Most of the women who participate in real fashion dress for other women. Some women dress for men. But those who dress for women seem to belong to a class above their sexed-up sisters. Leandra Medine, a deliberately adorable and adorably deliberate young fashion blogger who goes by the handle the Man Repeller, explains that pursuing true fashion, the hardcore, often entails what she calls “man repelling.” Leandra defines a man repeller as “she who outfits herself in a sartorially offensive mode that may result in repelling members of the opposite sex.
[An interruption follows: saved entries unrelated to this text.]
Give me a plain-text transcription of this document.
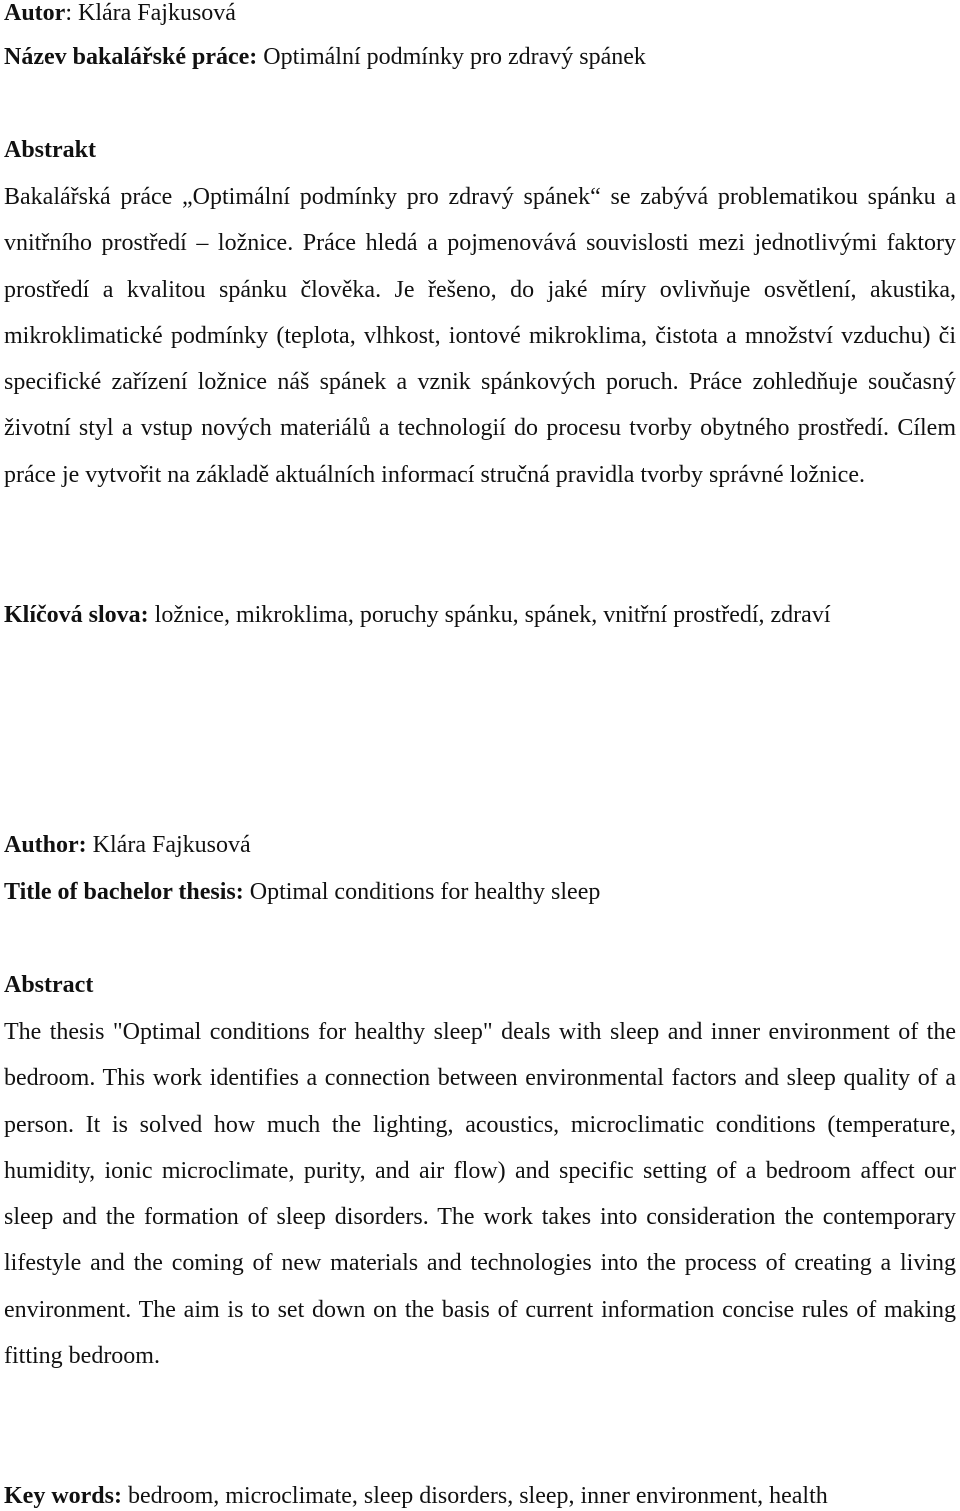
Autor: Klára Fajkusová

Název bakalářské práce: Optimální podmínky pro zdravý spánek

Abstrakt

Bakalářská práce „Optimální podmínky pro zdravý spánek“ se zabývá problematikou spánku a vnitřního prostředí – ložnice. Práce hledá a pojmenovává souvislosti mezi jednotlivými faktory prostředí a kvalitou spánku člověka. Je řešeno, do jaké míry ovlivňuje osvětlení, akustika, mikroklimatické podmínky (teplota, vlhkost, iontové mikroklima, čistota a množství vzduchu) či specifické zařízení ložnice náš spánek a vznik spánkových poruch. Práce zohledňuje současný životní styl a vstup nových materiálů a technologií do procesu tvorby obytného prostředí. Cílem práce je vytvořit na základě aktuálních informací stručná pravidla tvorby správné ložnice.

Klíčová slova: ložnice, mikroklima, poruchy spánku, spánek, vnitřní prostředí, zdraví

Author: Klára Fajkusová

Title of bachelor thesis: Optimal conditions for healthy sleep

Abstract

The thesis "Optimal conditions for healthy sleep" deals with sleep and inner environment of the bedroom. This work identifies a connection between environmental factors and sleep quality of a person. It is solved how much the lighting, acoustics, microclimatic conditions (temperature, humidity, ionic microclimate, purity, and air flow) and specific setting of a bedroom affect our sleep and the formation of sleep disorders. The work takes into consideration the contemporary lifestyle and the coming of new materials and technologies into the process of creating a living environment. The aim is to set down on the basis of current information concise rules of making fitting bedroom.

Key words: bedroom, microclimate, sleep disorders, sleep, inner environment, health
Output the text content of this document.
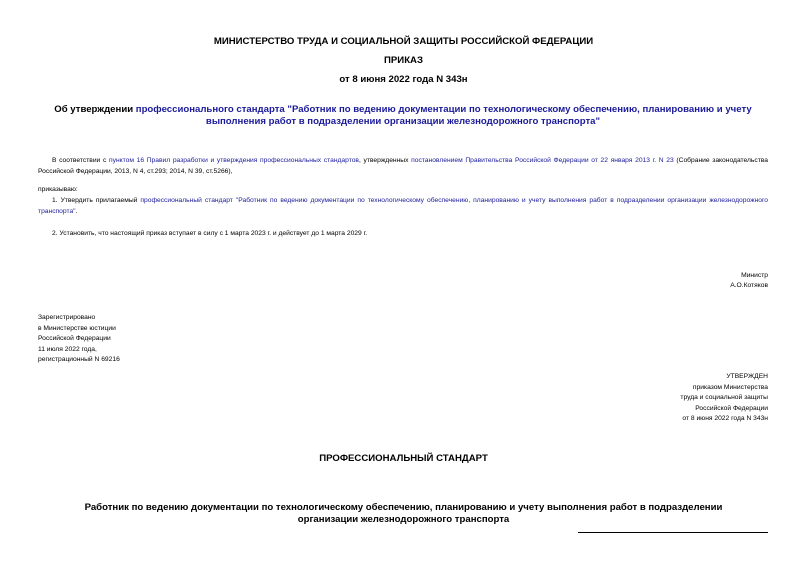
МИНИСТЕРСТВО ТРУДА И СОЦИАЛЬНОЙ ЗАЩИТЫ РОССИЙСКОЙ ФЕДЕРАЦИИ
ПРИКАЗ
от 8 июня 2022 года N 343н
Об утверждении профессионального стандарта "Работник по ведению документации по технологическому обеспечению, планированию и учету выполнения работ в подразделении организации железнодорожного транспорта"
В соответствии с пунктом 16 Правил разработки и утверждения профессиональных стандартов, утвержденных постановлением Правительства Российской Федерации от 22 января 2013 г. N 23 (Собрание законодательства Российской Федерации, 2013, N 4, ст.293; 2014, N 39, ст.5266),
приказываю:
1. Утвердить прилагаемый профессиональный стандарт "Работник по ведению документации по технологическому обеспечению, планированию и учету выполнения работ в подразделении организации железнодорожного транспорта".
2. Установить, что настоящий приказ вступает в силу с 1 марта 2023 г. и действует до 1 марта 2029 г.
Министр
А.О.Котяков
Зарегистрировано
в Министерстве юстиции
Российской Федерации
11 июля 2022 года,
регистрационный N 69216
УТВЕРЖДЕН
приказом Министерства
труда и социальной защиты
Российской Федерации
от 8 июня 2022 года N 343н
ПРОФЕССИОНАЛЬНЫЙ СТАНДАРТ
Работник по ведению документации по технологическому обеспечению, планированию и учету выполнения работ в подразделении организации железнодорожного транспорта
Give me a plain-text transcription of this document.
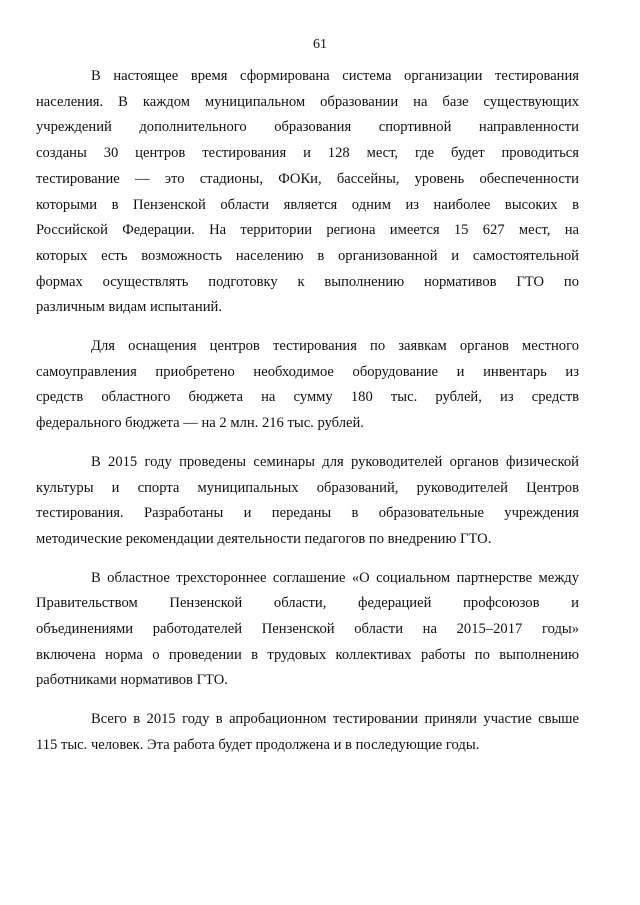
61

В настоящее время сформирована система организации тестирования
населения. В каждом муниципальном образовании на базе существующих
учреждений дополнительного образования спортивной направленности
созданы 30 центров тестирования и 128 мест, где будет проводиться
тестирование — это стадионы, ФОКи, бассейны, уровень обеспеченности
которыми в Пензенской области является одним из наиболее высоких в
Российской Федерации. На территории региона имеется 15 627 мест, на
которых есть возможность населению в организованной и самостоятельной
формах осуществлять подготовку к выполнению нормативов ГТО по
различным видам испытаний.

Для оснащения центров тестирования по заявкам органов местного
самоуправления приобретено необходимое оборудование и инвентарь из
средств областного бюджета на сумму 180 тыс. рублей, из средств
федерального бюджета — на 2 млн. 216 тыс. рублей.

В 2015 году проведены семинары для руководителей органов физической
культуры и спорта муниципальных образований, руководителей Центров
тестирования. Разработаны и переданы в образовательные учреждения
методические рекомендации деятельности педагогов по внедрению ГТО.

В областное трехстороннее соглашение «О социальном партнерстве между
Правительством Пензенской области, федерацией профсоюзов и
объединениями работодателей Пензенской области на 2015–2017 годы»
включена норма о проведении в трудовых коллективах работы по выполнению
работниками нормативов ГТО.

Всего в 2015 году в апробационном тестировании приняли участие свыше
115 тыс. человек. Эта работа будет продолжена и в последующие годы.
Such garments include but are not limited to harem pants, boyfriend jeans, overalls, shoulder pads, full-length jumpsuits, jewelry that resembles violent weaponry, and clogs.”

It’s not that a woman of fashion is consciously motivated by the prospect of scaring off men, but the chances are that your basic hetero guy hasn’t broken the fashion code to the extent that he can fully dig what she is wearing and why it is attractive and powerful. Fashion is always ahead of the curve, and the alpha male is often way around the other side of that tricky bend. But sometimes we get lucky.

There is always, even if it’s hidden away, fashion that qualifies as such and yet is visible and appealing to the hetero-male naked eye. Some of us can read fashion in all its coded glory, and occasionally we find ourselves aroused by something that emerges from fashion. We see the primordial in the sophistication of Azzedine Alaia. He makes women look hot. We can say the same for several Italian masters such as Antonio Berardi, Dolce & Gabbana, Gianni and Donatella Versace, and the new Sicilian guy, Fausto Puglisi, who told me, “I like the idea of the traffic stopper. I am Sicilian in this.”

“The real truth would seem to be… that the human creature is by nature not a clothed animal but a naked animal, is ever reverting by bits to its original state. Never can it attain to it, in the temperate zone, under whatsoever revolution of feeling, health, or morals. Clothed it must be; and yet is impelled dimly to be at once clothed and unclothed.”
—Mary Eliza Joy Haweis,
   The Art of Dress, 1879

In our convoluted system of ephemeral and instantaneous class struggle, we are perhaps always computing the signals we send out with our clothes, to achieve a perfectly targeted balance between attraction and repulsion. Like Lady Gaga with nice tits and horns growing out of her shoulders. Born this way? Not exactly. It’s voluntary alienation. With the right clothes, a woman can turn this one on while turning that one off. It’s a new and small world, and we can’t afford to simply attract everyone anymore. It’s not safe. Billionaires don’t wear cutaway coats; they wear jeans. A genuinely rich person wouldn’t dare look it. Today, fashion and sex are all encoded. When they’ve got your number, you’ll know.

In the Old Testament, we are told that after eating the fruit that imparted knowledge of good and evil, Adam and Eve were naked and not ashamed. Clothes, apparently, were improvised after this satanically inspired epiphany. But perhaps it was the other way around. In On Human Finery, Quentin Bell quipped, “Such races as go naked are by no means deficient in modesty, and the first garments worn were perhaps used in erotic dances as a means of excitement.” Perhaps especially in our time it seems clear that the purpose of clothing is not so much to prevent us from getting aroused as to expedite it. It’s all a matter of fine-tuning to bring fashion and sex into harmonic alignment.

When tuning up, start with the G-string. If it’s vibrating correctly it will lead you straight to the G-spot.